The regulation must in no way prevent security researchers from reporting vulnerabilities to bug bounties, directly to the vendors or through other intermediaries. The process of researching, discovering and disclosing software vulnerabilities is sacred to the improvements of our systems, and must therefore be preserved and protected. As Chris Evans put it, “regulate those who massively profit from putting others at risk” instead.
The regulation must in no way affect the distribution of software, including commercial, that is intended for security testing, auditing and defense purposes. I’m hopeful there are ways to define semantic differences between security products and surveillance services.

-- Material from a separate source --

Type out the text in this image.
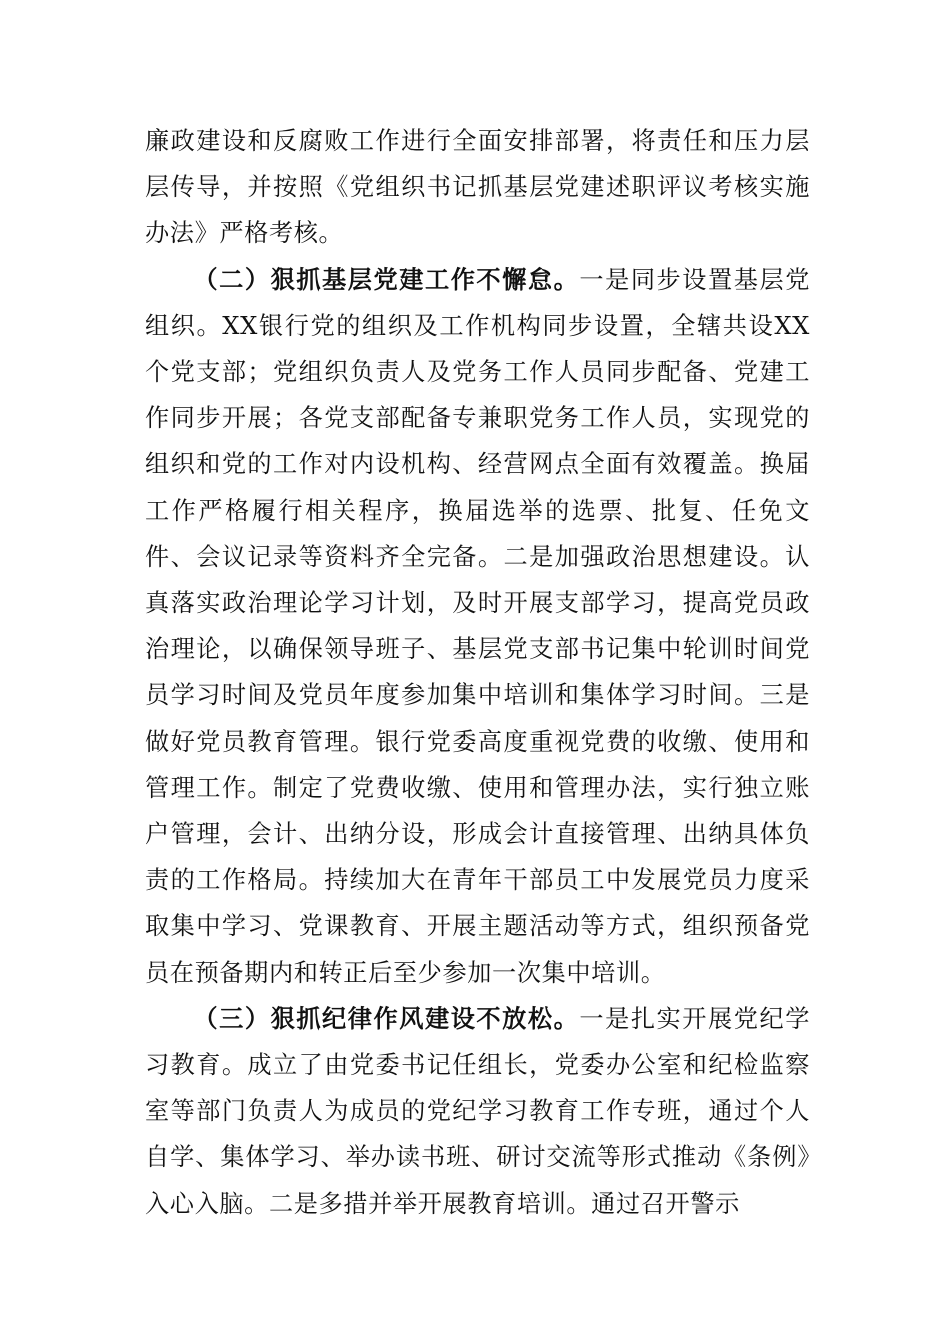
廉政建设和反腐败工作进行全面安排部署，将责任和压力层层传导，并按照《党组织书记抓基层党建述职评议考核实施办法》严格考核。

（二）狠抓基层党建工作不懈怠。一是同步设置基层党组织。XX银行党的组织及工作机构同步设置，全辖共设XX个党支部；党组织负责人及党务工作人员同步配备、党建工作同步开展；各党支部配备专兼职党务工作人员，实现党的组织和党的工作对内设机构、经营网点全面有效覆盖。换届工作严格履行相关程序，换届选举的选票、批复、任免文件、会议记录等资料齐全完备。二是加强政治思想建设。认真落实政治理论学习计划，及时开展支部学习，提高党员政治理论，以确保领导班子、基层党支部书记集中轮训时间党员学习时间及党员年度参加集中培训和集体学习时间。三是做好党员教育管理。银行党委高度重视党费的收缴、使用和管理工作。制定了党费收缴、使用和管理办法，实行独立账户管理，会计、出纳分设，形成会计直接管理、出纳具体负责的工作格局。持续加大在青年干部员工中发展党员力度采取集中学习、党课教育、开展主题活动等方式，组织预备党员在预备期内和转正后至少参加一次集中培训。

（三）狠抓纪律作风建设不放松。一是扎实开展党纪学习教育。成立了由党委书记任组长，党委办公室和纪检监察室等部门负责人为成员的党纪学习教育工作专班，通过个人自学、集体学习、举办读书班、研讨交流等形式推动《条例》入心入脑。二是多措并举开展教育培训。通过召开警示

The regulation should not apply to any free and open source software.
If it is not possible to guarantee these basic requirements, then I would agree that an implementation of an export control legislation must be avoided. Perhaps we can achieve accountability through other means. Collateral damage is bad, but impunity is just as bad.
Time to evolve
Nobody is intentionally trying to obstruct security research. If there was no involvement of the security research community in the regulatory process, it’s probably because the policy makers mistakenly did not recognize the possibility of collateral damage. They probably thought they had it figured out and we were not there to prove them wrong. It’s our fault as much as theirs.
This is a lesson to learn. Security has grown to be an asset in the hands of a very diversified pool of actors: researchers, hackers, governments, corporations, profiteers, scumbags, activists, politicians. As a security community we need to be more participant in the public and political debate, because nobody is going to protect our interests and preserve our rights for us. We have a role in society, and we have the duty to be active players in shaping its course.
Security and technology have become major political agenda items and they will be regulated, whether we like it or not. Avoiding a meaningful participation is an abdication of responsibility.